Box set by Black Sabbath
- Released: 22 July 2008
- Recorded: 1980–1982, 1992
- Genre: Heavy metal
- Length: 3:40:08
- Label: Rhino

Black Sabbath chronology
| Live at Hammersmith Odeon (2007) | The Rules of Hell (2008) | Greatest Hits (2009) |

= The Rules of Hell =

The Rules of Hell is a collection of four albums by the English heavy metal band Black Sabbath featuring Ronnie James Dio on vocals in remastered form. The albums included in the set are:

- 1980 Heaven and Hell
- 1981 Mob Rules
- 1982 Live Evil (2 CDs)
- 1992 Dehumanizer

The boxed set was released on 22 July 2008 through Rhino. Heaven & Hell supported the box set on the Metal Masters Tour, featuring Judas Priest, Motörhead and Testament.

The set does not include the three new recordings from the Black Sabbath: The Dio Years compilation, although some Internet stores included the three The Dio Years tracks as a bonus when downloading the set.

Professional ratings
Review scores
| Source | Rating |
| PiercingMetal | Star |
| AllMusic | Star Half star |

==Best Buy exclusive live bonus disc==
A version of this box set was sold at Best Buy for a limited time as an exclusive.

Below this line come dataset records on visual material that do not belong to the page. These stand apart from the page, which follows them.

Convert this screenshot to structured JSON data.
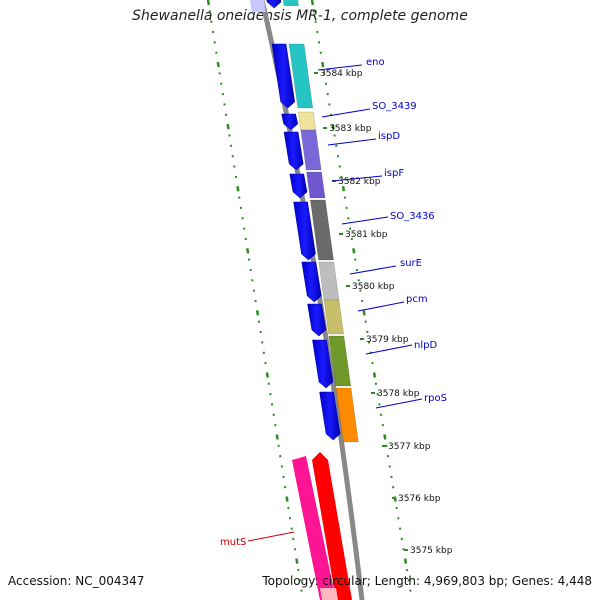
{
  "title": "Shewanella oneidensis MR-1, complete genome",
  "footer": {
    "accession": "Accession: NC_004347",
    "topology": "Topology: circular; Length: 4,969,803 bp; Genes: 4,448"
  },
  "scale": {
    "unit": "kbp",
    "ticks": [
      "3584 kbp",
      "3583 kbp",
      "3582 kbp",
      "3581 kbp",
      "3580 kbp",
      "3579 kbp",
      "3578 kbp",
      "3577 kbp",
      "3576 kbp",
      "3575 kbp"
    ]
  },
  "genes": [
    {
      "label": "eno",
      "color": "#26c4c4"
    },
    {
      "label": "SO_3439",
      "color": "#efe39b"
    },
    {
      "label": "ispD",
      "color": "#7b68d8"
    },
    {
      "label": "ispF",
      "color": "#7058d0"
    },
    {
      "label": "SO_3436",
      "color": "#6a6a6a"
    },
    {
      "label": "surE",
      "color": "#bdbdbd"
    },
    {
      "label": "pcm",
      "color": "#c8bf6a"
    },
    {
      "label": "nlpD",
      "color": "#6f9a2a"
    },
    {
      "label": "rpoS",
      "color": "#ff8c00"
    },
    {
      "label": "mutS",
      "color": "#ff0000"
    }
  ],
  "colors": {
    "cds": "#0000ff",
    "gc_ticks": "#2e8b22",
    "backbone": "#888888",
    "label_line": "#0000cc",
    "mutS_label": "#cc0000",
    "mutS_pink": "#ff1493"
  }
}
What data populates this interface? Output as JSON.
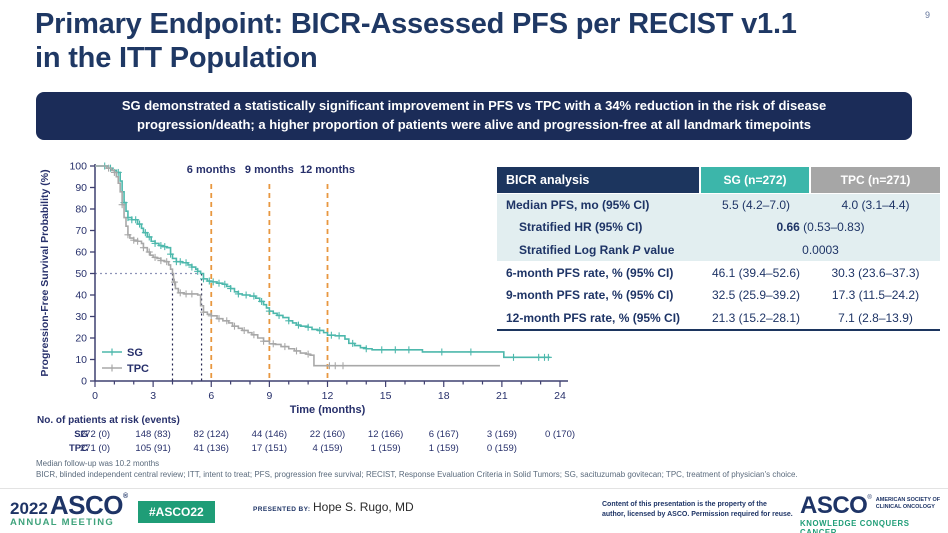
{
  "slide": {
    "page_number": "9",
    "title_line1": "Primary Endpoint: BICR-Assessed PFS per RECIST v1.1",
    "title_line2": "in the ITT Population",
    "banner_line1": "SG demonstrated a statistically significant improvement in PFS vs TPC with a 34% reduction in the risk of disease",
    "banner_line2": "progression/death; a higher proportion of patients were alive and progression-free at all landmark timepoints"
  },
  "results_table": {
    "header_col0": "BICR analysis",
    "header_col1": "SG (n=272)",
    "header_col2": "TPC (n=271)",
    "rows": [
      {
        "label": "Median PFS, mo (95% CI)",
        "sg": "5.5 (4.2–7.0)",
        "tpc": "4.0 (3.1–4.4)"
      },
      {
        "label": "Stratified HR (95% CI)",
        "value_bold": "0.66",
        "value_rest": " (0.53–0.83)"
      },
      {
        "label_pre": "Stratified Log Rank ",
        "label_italic": "P",
        "label_post": " value",
        "value": "0.0003"
      },
      {
        "label": "6-month PFS rate, % (95% CI)",
        "sg": "46.1 (39.4–52.6)",
        "tpc": "30.3 (23.6–37.3)"
      },
      {
        "label": "9-month PFS rate, % (95% CI)",
        "sg": "32.5 (25.9–39.2)",
        "tpc": "17.3 (11.5–24.2)"
      },
      {
        "label": "12-month PFS rate, % (95% CI)",
        "sg": "21.3 (15.2–28.1)",
        "tpc": "7.1 (2.8–13.9)"
      }
    ]
  },
  "chart_data": {
    "type": "line",
    "subtype": "kaplan-meier-step",
    "xlabel": "Time (months)",
    "ylabel": "Progression-Free Survival Probability (%)",
    "xlim": [
      0,
      24
    ],
    "ylim": [
      0,
      100
    ],
    "xticks": [
      0,
      3,
      6,
      9,
      12,
      15,
      18,
      21,
      24
    ],
    "yticks": [
      0,
      10,
      20,
      30,
      40,
      50,
      60,
      70,
      80,
      90,
      100
    ],
    "grid": false,
    "legend_position": "bottom-left",
    "axis_color": "#3f4070",
    "text_color": "#27306b",
    "landmark_color": "#e8973f",
    "median_line_h_color": "#8e94b8",
    "median_line_v_color": "#23244f",
    "landmarks": [
      {
        "label": "6 months",
        "x": 6
      },
      {
        "label": "9 months",
        "x": 9
      },
      {
        "label": "12 months",
        "x": 12
      }
    ],
    "median_markers": {
      "y": 50,
      "sg_x": 5.5,
      "tpc_x": 4.0
    },
    "series": [
      {
        "name": "SG",
        "color": "#4db8ac",
        "median_months": 5.5,
        "steps": [
          [
            0,
            100
          ],
          [
            0.7,
            99
          ],
          [
            0.9,
            98
          ],
          [
            1.1,
            97
          ],
          [
            1.3,
            93
          ],
          [
            1.4,
            88
          ],
          [
            1.5,
            83
          ],
          [
            1.6,
            79
          ],
          [
            1.7,
            76
          ],
          [
            1.9,
            75
          ],
          [
            2.2,
            73
          ],
          [
            2.4,
            71
          ],
          [
            2.5,
            69
          ],
          [
            2.7,
            67
          ],
          [
            2.9,
            65
          ],
          [
            3.1,
            64
          ],
          [
            3.3,
            63
          ],
          [
            3.5,
            62.5
          ],
          [
            3.7,
            62
          ],
          [
            3.9,
            59
          ],
          [
            4.0,
            57
          ],
          [
            4.2,
            55.5
          ],
          [
            4.5,
            55
          ],
          [
            4.8,
            54
          ],
          [
            5.0,
            53
          ],
          [
            5.2,
            52
          ],
          [
            5.3,
            51
          ],
          [
            5.45,
            50
          ],
          [
            5.6,
            47.5
          ],
          [
            5.8,
            46.5
          ],
          [
            6.0,
            46.1
          ],
          [
            6.3,
            45.5
          ],
          [
            6.6,
            45
          ],
          [
            6.8,
            44
          ],
          [
            7.0,
            43
          ],
          [
            7.2,
            41.5
          ],
          [
            7.4,
            40.5
          ],
          [
            7.6,
            40
          ],
          [
            8.0,
            39.5
          ],
          [
            8.3,
            38.5
          ],
          [
            8.5,
            37
          ],
          [
            8.7,
            35.5
          ],
          [
            8.85,
            34
          ],
          [
            9.0,
            32.5
          ],
          [
            9.2,
            31.5
          ],
          [
            9.4,
            30.5
          ],
          [
            9.7,
            29.5
          ],
          [
            10.0,
            28
          ],
          [
            10.2,
            27
          ],
          [
            10.4,
            26
          ],
          [
            10.6,
            25.5
          ],
          [
            11.0,
            25
          ],
          [
            11.2,
            24
          ],
          [
            11.5,
            23.5
          ],
          [
            11.8,
            22.5
          ],
          [
            12.0,
            21.3
          ],
          [
            12.4,
            21
          ],
          [
            12.9,
            19.5
          ],
          [
            13.1,
            17.5
          ],
          [
            13.4,
            16.5
          ],
          [
            13.7,
            15.5
          ],
          [
            14.0,
            15
          ],
          [
            14.3,
            14.5
          ],
          [
            16.9,
            13.5
          ],
          [
            21.1,
            11
          ],
          [
            23.5,
            11
          ]
        ],
        "censors": [
          0.5,
          0.8,
          1.2,
          1.5,
          1.7,
          1.9,
          2.1,
          2.3,
          2.6,
          2.8,
          3.1,
          3.4,
          3.6,
          3.9,
          4.2,
          4.4,
          4.7,
          5.0,
          5.3,
          5.6,
          5.9,
          6.1,
          6.4,
          6.7,
          7.0,
          7.4,
          7.8,
          8.2,
          8.6,
          9.0,
          9.5,
          10.0,
          10.5,
          11.0,
          11.6,
          12.2,
          12.6,
          13.3,
          14.0,
          14.8,
          15.5,
          16.2,
          17.9,
          19.4,
          21.6,
          22.9,
          23.2,
          23.4
        ]
      },
      {
        "name": "TPC",
        "color": "#a8a8a8",
        "median_months": 4.0,
        "steps": [
          [
            0,
            100
          ],
          [
            0.6,
            99
          ],
          [
            0.85,
            98
          ],
          [
            1.0,
            97
          ],
          [
            1.1,
            95
          ],
          [
            1.2,
            92
          ],
          [
            1.3,
            88
          ],
          [
            1.4,
            82
          ],
          [
            1.5,
            76
          ],
          [
            1.6,
            72
          ],
          [
            1.7,
            68
          ],
          [
            1.8,
            66.5
          ],
          [
            2.0,
            65.5
          ],
          [
            2.2,
            65
          ],
          [
            2.4,
            64
          ],
          [
            2.5,
            62
          ],
          [
            2.7,
            60
          ],
          [
            2.85,
            58.5
          ],
          [
            3.0,
            57.5
          ],
          [
            3.2,
            57
          ],
          [
            3.4,
            56
          ],
          [
            3.6,
            55.5
          ],
          [
            3.8,
            54
          ],
          [
            3.9,
            52
          ],
          [
            4.0,
            50
          ],
          [
            4.05,
            46
          ],
          [
            4.15,
            43
          ],
          [
            4.3,
            41
          ],
          [
            4.6,
            40.5
          ],
          [
            5.3,
            40
          ],
          [
            5.45,
            35
          ],
          [
            5.6,
            32
          ],
          [
            5.8,
            31
          ],
          [
            6.0,
            30.3
          ],
          [
            6.3,
            29
          ],
          [
            6.6,
            28
          ],
          [
            6.9,
            27
          ],
          [
            7.1,
            25.5
          ],
          [
            7.4,
            24.5
          ],
          [
            7.6,
            23.5
          ],
          [
            7.9,
            22.5
          ],
          [
            8.1,
            21.5
          ],
          [
            8.4,
            20
          ],
          [
            8.7,
            18.5
          ],
          [
            9.0,
            17.3
          ],
          [
            9.3,
            17
          ],
          [
            9.6,
            16
          ],
          [
            10.0,
            15
          ],
          [
            10.3,
            14
          ],
          [
            10.6,
            13
          ],
          [
            10.9,
            12.5
          ],
          [
            11.1,
            12
          ],
          [
            11.3,
            7.1
          ],
          [
            20.9,
            7.1
          ]
        ],
        "censors": [
          0.7,
          1.0,
          1.4,
          1.7,
          2.0,
          2.2,
          2.5,
          2.8,
          3.1,
          3.4,
          3.7,
          4.1,
          4.4,
          4.7,
          5.0,
          5.6,
          6.0,
          6.4,
          6.8,
          7.2,
          7.7,
          8.2,
          8.7,
          9.2,
          9.8,
          10.4,
          11.0,
          12.1,
          12.4,
          12.8
        ]
      }
    ]
  },
  "risk_table": {
    "title": "No. of patients at risk (events)",
    "timepoints": [
      0,
      3,
      6,
      9,
      12,
      15,
      18,
      21,
      24
    ],
    "rows": [
      {
        "name": "SG",
        "values": [
          "272 (0)",
          "148 (83)",
          "82 (124)",
          "44 (146)",
          "22 (160)",
          "12 (166)",
          "6 (167)",
          "3 (169)",
          "0 (170)"
        ]
      },
      {
        "name": "TPC",
        "values": [
          "271 (0)",
          "105 (91)",
          "41 (136)",
          "17 (151)",
          "4 (159)",
          "1 (159)",
          "1 (159)",
          "0 (159)",
          ""
        ]
      }
    ]
  },
  "footnotes": {
    "line1": "Median follow-up was 10.2 months",
    "line2": "BICR, blinded independent central review; ITT, intent to treat; PFS, progression free survival; RECIST, Response Evaluation Criteria in Solid Tumors; SG, sacituzumab govitecan; TPC, treatment of physician's choice."
  },
  "footer": {
    "logo_year": "2022",
    "logo_asco": "ASCO",
    "logo_reg": "®",
    "logo_sub": "ANNUAL MEETING",
    "hashtag": "#ASCO22",
    "presented_by_label": "PRESENTED BY:",
    "presenter": "Hope S. Rugo, MD",
    "copyright_line1": "Content of this presentation is the property of the",
    "copyright_line2": "author, licensed by ASCO. Permission required for reuse.",
    "asco_right": "ASCO",
    "asco_right_reg": "®",
    "asco_right_sub1": "AMERICAN SOCIETY OF",
    "asco_right_sub2": "CLINICAL ONCOLOGY",
    "asco_right_tagline": "KNOWLEDGE CONQUERS CANCER"
  },
  "colors": {
    "title_navy": "#1f3864",
    "banner_bg": "#1b2c58",
    "table_header_navy": "#1c355e",
    "sg_teal": "#3cb6aa",
    "tpc_gray": "#a6a6a6",
    "table_body_tint": "#e2eef0",
    "landmark_orange": "#e8973f",
    "asco_green": "#1f9d77"
  }
}
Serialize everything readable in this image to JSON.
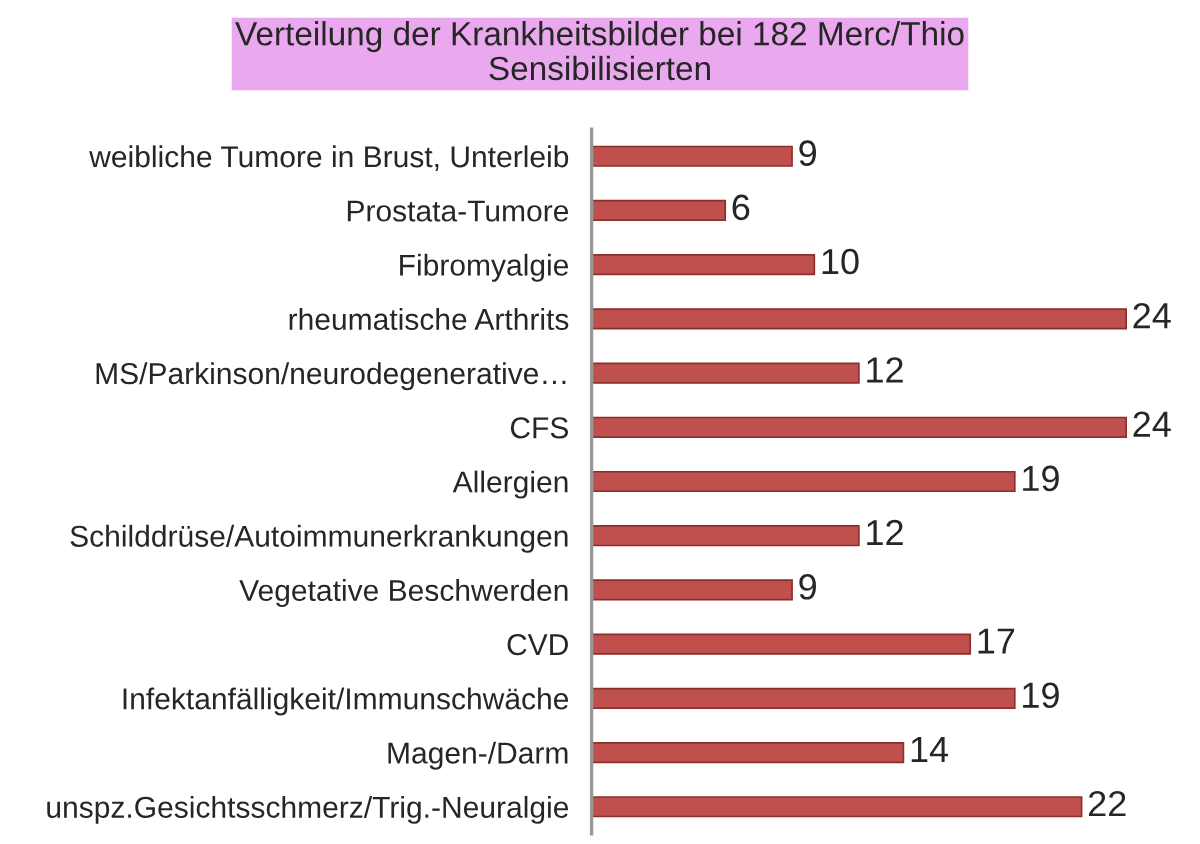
{
  "chart_data": {
    "type": "bar",
    "orientation": "horizontal",
    "title": "Verteilung der Krankheitsbilder bei 182 Merc/Thio\nSensibilisierten",
    "categories": [
      "weibliche Tumore in Brust, Unterleib",
      "Prostata-Tumore",
      "Fibromyalgie",
      "rheumatische Arthrits",
      "MS/Parkinson/neurodegenerative…",
      "CFS",
      "Allergien",
      "Schilddrüse/Autoimmunerkrankungen",
      "Vegetative Beschwerden",
      "CVD",
      "Infektanfälligkeit/Immunschwäche",
      "Magen-/Darm",
      "unspz.Gesichtsschmerz/Trig.-Neuralgie"
    ],
    "values": [
      9,
      6,
      10,
      24,
      12,
      24,
      19,
      12,
      9,
      17,
      19,
      14,
      22
    ],
    "color": "#c0504d",
    "data_labels": true,
    "tick_labels": "y"
  }
}
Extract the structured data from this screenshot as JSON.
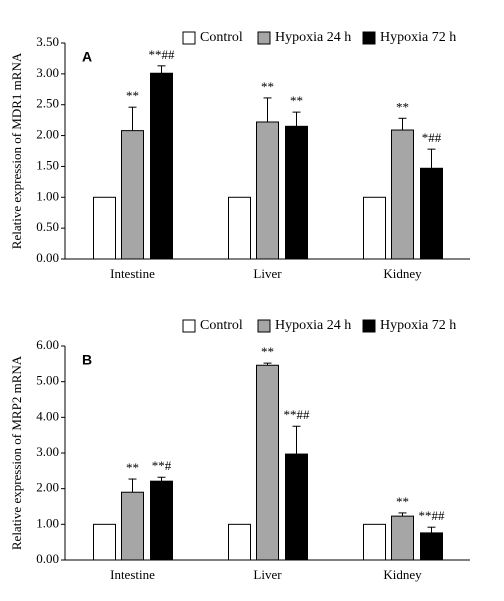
{
  "chart_data": [
    {
      "type": "bar",
      "panel_label": "A",
      "ylabel": "Relative expression of MDR1 mRNA",
      "categories": [
        "Intestine",
        "Liver",
        "Kidney"
      ],
      "series": [
        {
          "name": "Control",
          "color": "#ffffff",
          "values": [
            1.0,
            1.0,
            1.0
          ]
        },
        {
          "name": "Hypoxia 24 h",
          "color": "#a6a6a6",
          "values": [
            2.08,
            2.22,
            2.09
          ],
          "errors": [
            0.38,
            0.39,
            0.19
          ],
          "annotations": [
            "**",
            "**",
            "**"
          ]
        },
        {
          "name": "Hypoxia 72 h",
          "color": "#000000",
          "values": [
            3.01,
            2.15,
            1.47
          ],
          "errors": [
            0.12,
            0.23,
            0.31
          ],
          "annotations": [
            "**##",
            "**",
            "*##"
          ]
        }
      ],
      "ylim": [
        0,
        3.5
      ],
      "yticks": [
        {
          "value": 0,
          "label": "0.00"
        },
        {
          "value": 0.5,
          "label": "0.50"
        },
        {
          "value": 1,
          "label": "1.00"
        },
        {
          "value": 1.5,
          "label": "1.50"
        },
        {
          "value": 2,
          "label": "2.00"
        },
        {
          "value": 2.5,
          "label": "2.50"
        },
        {
          "value": 3,
          "label": "3.00"
        },
        {
          "value": 3.5,
          "label": "3.50"
        }
      ],
      "grid": false,
      "legend": "top-right"
    },
    {
      "type": "bar",
      "panel_label": "B",
      "ylabel": "Relative expression of MRP2 mRNA",
      "categories": [
        "Intestine",
        "Liver",
        "Kidney"
      ],
      "series": [
        {
          "name": "Control",
          "color": "#ffffff",
          "values": [
            1.0,
            1.0,
            1.0
          ]
        },
        {
          "name": "Hypoxia 24 h",
          "color": "#a6a6a6",
          "values": [
            1.9,
            5.46,
            1.23
          ],
          "errors": [
            0.37,
            0.06,
            0.09
          ],
          "annotations": [
            "**",
            "**",
            "**"
          ]
        },
        {
          "name": "Hypoxia 72 h",
          "color": "#000000",
          "values": [
            2.21,
            2.97,
            0.76
          ],
          "errors": [
            0.11,
            0.78,
            0.16
          ],
          "annotations": [
            "**#",
            "**##",
            "**##"
          ]
        }
      ],
      "ylim": [
        0,
        6
      ],
      "yticks": [
        {
          "value": 0,
          "label": "0.00"
        },
        {
          "value": 1,
          "label": "1.00"
        },
        {
          "value": 2,
          "label": "2.00"
        },
        {
          "value": 3,
          "label": "3.00"
        },
        {
          "value": 4,
          "label": "4.00"
        },
        {
          "value": 5,
          "label": "5.00"
        },
        {
          "value": 6,
          "label": "6.00"
        }
      ],
      "grid": false,
      "legend": "top-right"
    }
  ]
}
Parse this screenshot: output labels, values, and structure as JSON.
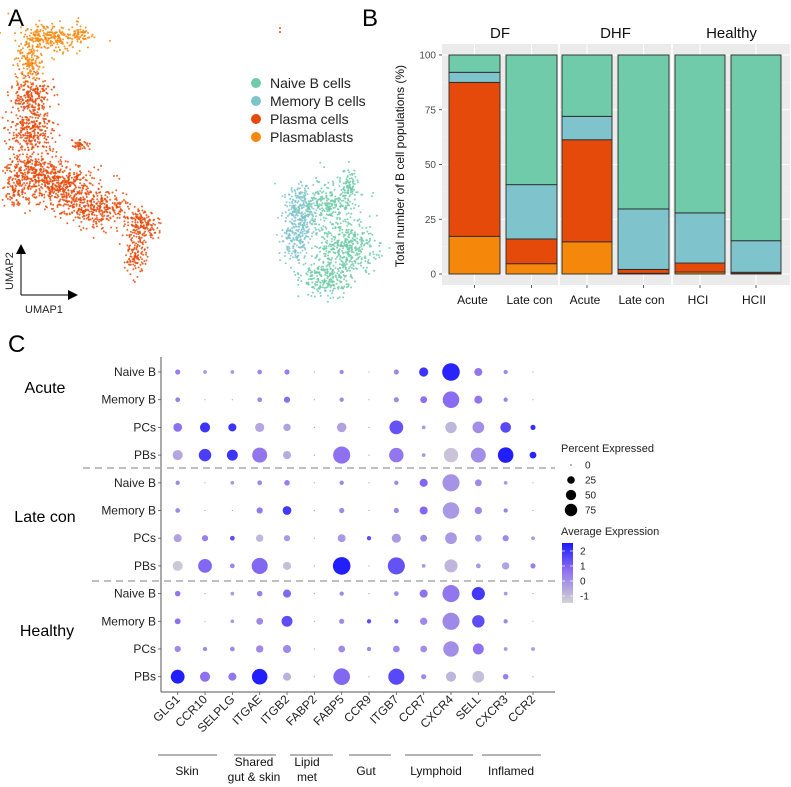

This edition included an extra CD containing five live tracks from the previously released but very limited and out of print Live at Hammersmith Odeon.
The tracks included are:
1. "Neon Knights"
2. "The Mob Rules"
3. "Children of the Grave"
4. "Voodoo"
5. "Country Girl"

The first four of these tracks were also released on the UK "tour edition" of The Dio Years.